# Americans in Cyprus



## tuffluv (Apr 9, 2012)

Hi everyone 

I'm new to this forum, so it'd be great if you can fill me in - are there any Americans who live in Cyprus on the forum?

I wasn't born in the US but have grown up there and feel more American than anything else and would really like to make contact with anyone who's ended up on this island like myself 

I've been here 3 years now and still don't seem to fit in. Soon to be married with cypriot, trying to live normally in a land (village) that the modern world somewhat forgot.


----------



## cds usa (Jan 4, 2011)

I'm a Cypriot but have lived in the states longer that in Cyprus and married to an American, for the moment we spend summers in Cyprus but we are hoping to make the move late this year early next. It's going to be an adjustment.
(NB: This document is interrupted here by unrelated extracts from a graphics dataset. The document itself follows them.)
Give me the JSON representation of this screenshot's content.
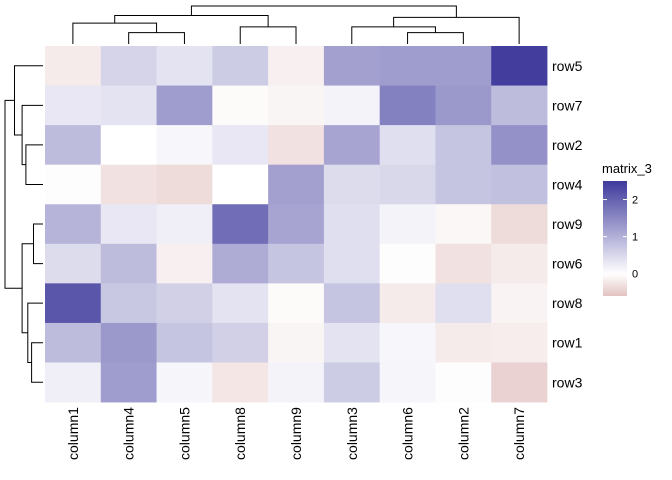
{
  "chart_data": {
    "type": "heatmap",
    "title": "",
    "rows": [
      "row5",
      "row7",
      "row2",
      "row4",
      "row9",
      "row6",
      "row8",
      "row1",
      "row3"
    ],
    "columns": [
      "column1",
      "column4",
      "column5",
      "column8",
      "column9",
      "column3",
      "column6",
      "column2",
      "column7"
    ],
    "values": [
      [
        -0.2,
        0.55,
        0.35,
        0.65,
        -0.15,
        1.2,
        1.25,
        1.25,
        2.45
      ],
      [
        0.3,
        0.35,
        1.25,
        -0.05,
        -0.1,
        0.15,
        1.6,
        1.3,
        0.85
      ],
      [
        0.85,
        0.0,
        0.1,
        0.3,
        -0.3,
        1.15,
        0.4,
        0.75,
        1.4
      ],
      [
        -0.02,
        -0.3,
        -0.35,
        0.0,
        1.2,
        0.45,
        0.5,
        0.75,
        0.8
      ],
      [
        0.95,
        0.3,
        0.2,
        1.85,
        1.15,
        0.4,
        0.15,
        -0.08,
        -0.35
      ],
      [
        0.45,
        0.85,
        -0.15,
        1.05,
        0.75,
        0.4,
        -0.02,
        -0.3,
        -0.2
      ],
      [
        2.15,
        0.7,
        0.6,
        0.35,
        -0.05,
        0.75,
        -0.2,
        0.4,
        -0.12
      ],
      [
        0.85,
        1.3,
        0.75,
        0.6,
        -0.1,
        0.35,
        0.1,
        -0.2,
        -0.18
      ],
      [
        0.2,
        1.25,
        0.12,
        -0.25,
        0.15,
        0.65,
        0.12,
        -0.02,
        -0.45
      ]
    ],
    "color_scale": {
      "low_value": -0.6,
      "mid_value": 0,
      "high_value": 2.5,
      "low_color": "#E2C3C1",
      "mid_color": "#FFFFFF",
      "high_color": "#3F3A9C"
    },
    "legend": {
      "title": "matrix_3",
      "ticks": [
        {
          "value": 2,
          "label": "2"
        },
        {
          "value": 1,
          "label": "1"
        },
        {
          "value": 0,
          "label": "0"
        }
      ],
      "range": [
        -0.6,
        2.5
      ],
      "placement": "right"
    },
    "row_dendrogram": {
      "leaf_order": [
        "row5",
        "row7",
        "row2",
        "row4",
        "row9",
        "row6",
        "row8",
        "row1",
        "row3"
      ],
      "merges": [
        {
          "children": [
            "row2",
            "row4"
          ],
          "height": 0.45
        },
        {
          "children": [
            "row7",
            "m0"
          ],
          "height": 0.55
        },
        {
          "children": [
            "row5",
            "m1"
          ],
          "height": 0.75
        },
        {
          "children": [
            "row9",
            "row6"
          ],
          "height": 0.25
        },
        {
          "children": [
            "row1",
            "row3"
          ],
          "height": 0.3
        },
        {
          "children": [
            "row8",
            "m4"
          ],
          "height": 0.4
        },
        {
          "children": [
            "m3",
            "m5"
          ],
          "height": 0.55
        },
        {
          "children": [
            "m2",
            "m6"
          ],
          "height": 1.0
        }
      ]
    },
    "column_dendrogram": {
      "leaf_order": [
        "column1",
        "column4",
        "column5",
        "column8",
        "column9",
        "column3",
        "column6",
        "column2",
        "column7"
      ],
      "merges": [
        {
          "children": [
            "column4",
            "column5"
          ],
          "height": 0.3
        },
        {
          "children": [
            "column1",
            "m0"
          ],
          "height": 0.55
        },
        {
          "children": [
            "column8",
            "column9"
          ],
          "height": 0.45
        },
        {
          "children": [
            "m1",
            "m2"
          ],
          "height": 0.75
        },
        {
          "children": [
            "column6",
            "column2"
          ],
          "height": 0.3
        },
        {
          "children": [
            "column3",
            "m4"
          ],
          "height": 0.45
        },
        {
          "children": [
            "m5",
            "column7"
          ],
          "height": 0.7
        },
        {
          "children": [
            "m3",
            "m6"
          ],
          "height": 1.0
        }
      ]
    }
  }
}
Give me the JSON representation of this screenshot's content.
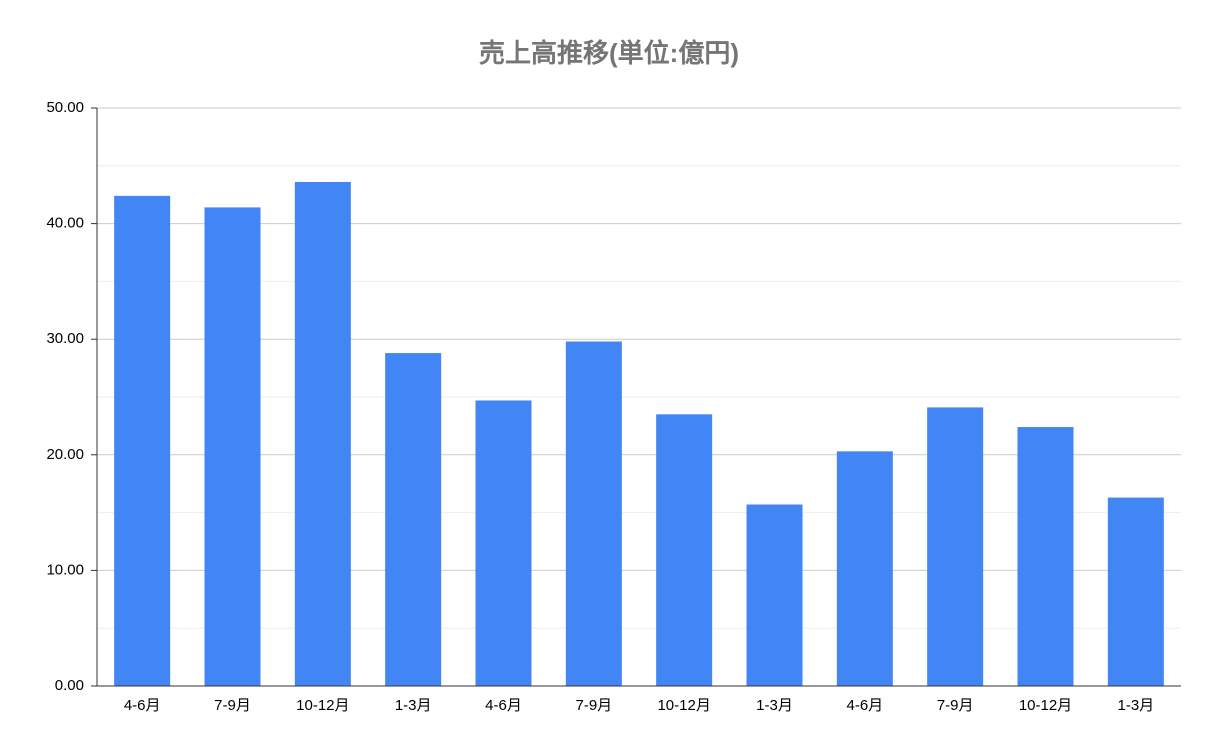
{
  "chart_data": {
    "type": "bar",
    "title": "売上高推移(単位:億円)",
    "categories": [
      "4-6月",
      "7-9月",
      "10-12月",
      "1-3月",
      "4-6月",
      "7-9月",
      "10-12月",
      "1-3月",
      "4-6月",
      "7-9月",
      "10-12月",
      "1-3月"
    ],
    "values": [
      42.4,
      41.4,
      43.6,
      28.8,
      24.7,
      29.8,
      23.5,
      15.7,
      20.3,
      24.1,
      22.4,
      16.3
    ],
    "color": "#4285f4",
    "ylim": [
      0,
      50
    ],
    "yticks": [
      {
        "value": 0,
        "label": "0.00"
      },
      {
        "value": 10,
        "label": "10.00"
      },
      {
        "value": 20,
        "label": "20.00"
      },
      {
        "value": 30,
        "label": "30.00"
      },
      {
        "value": 40,
        "label": "40.00"
      },
      {
        "value": 50,
        "label": "50.00"
      }
    ],
    "grid": true
  }
}
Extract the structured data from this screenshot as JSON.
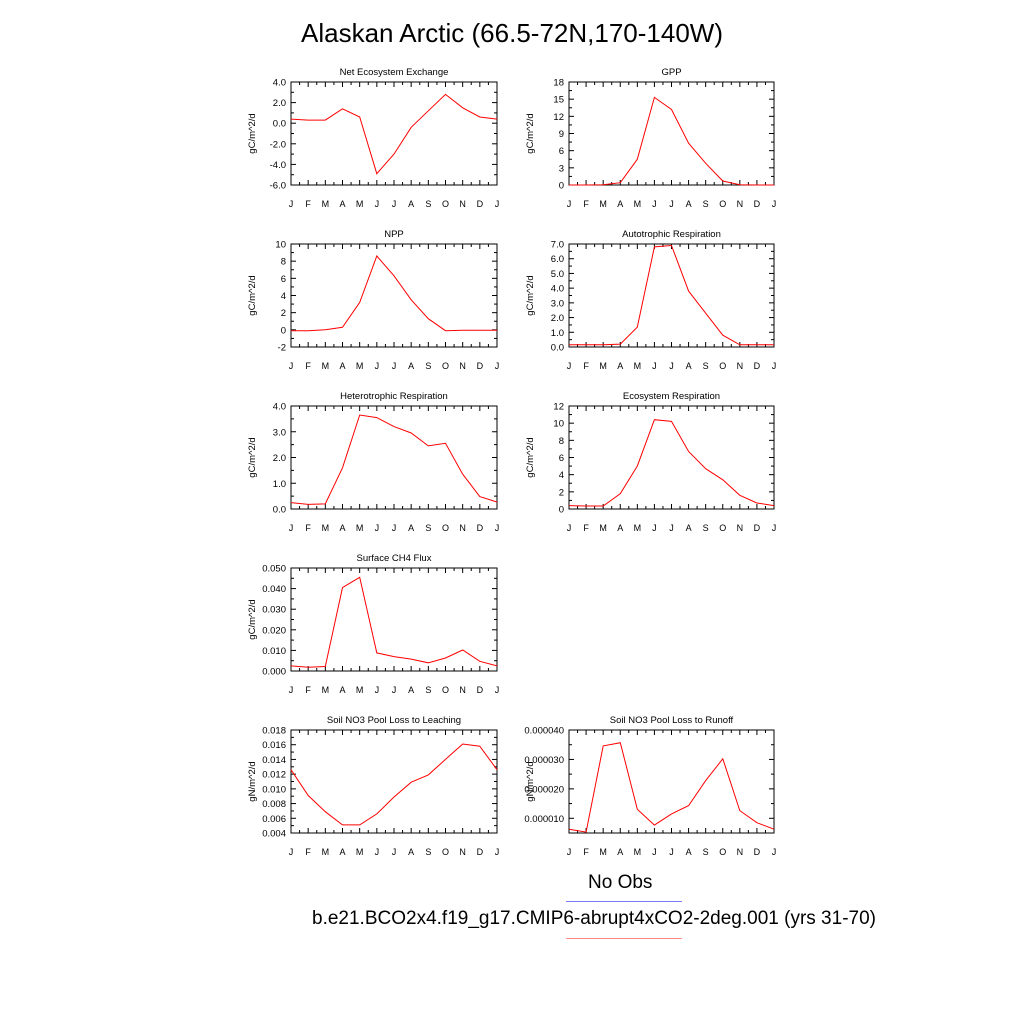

I know there are others out there a couple of years ago we met an American pastor at a church in Nicosia. I wonder if he is still there. He may have connections.


----------



## Kevin D (Nov 9, 2011)

Hi, 

I am an American living in Nicosia and have been here for around two months. I have found life here very different but enjoyable. Let me know if there is anything I can help you with. 

Kevin


----------



## Cleo Shahateet (Feb 23, 2009)

Where in Cyprus are you? There are quite a few Americans around it is just a matter of finding them. A few years back there was a Thanksgiving dinner arranged in Troodos as it was a central spot for most. I can put you in touch with some people in Paphos if you are there. I spend most of my time in the US now and only return to Cyprus from time to time for business or a working vacation so I feel like I have the best of both worlds right now, but I would be happy to help. I understand how you feel!


----------



## atw26 (May 23, 2009)

Indeed, you don't mention which part of the island you're in. In Nicosia, there are a few Americans floating about either as part of the embassy, the UN, Fulbright scholars, or having married (at least at one point) a Cypriot or other!

aside from the ones who have replied to your thread so far, I recall another couple/few who have also posted previously.


----------



## Miss Daisy (Jan 24, 2011)

I am an American who lives in Frenaros. For a long time I thought I was the only American in this area, though I had heard rumors that there were others about somewhere. Just this year, I have met about 6 Americans, all married to Cypriots. We pop up in the strangest places.  But we are definitely in the minority. I am quite unusual as I am not of Cypriot heritage nor married to a Cypriot; I just moved here because I love Cyprus and wanted to live here. I tell the Cypriots, who are shocked that I moved here on my own, that in my heart I am a Cypriot.


----------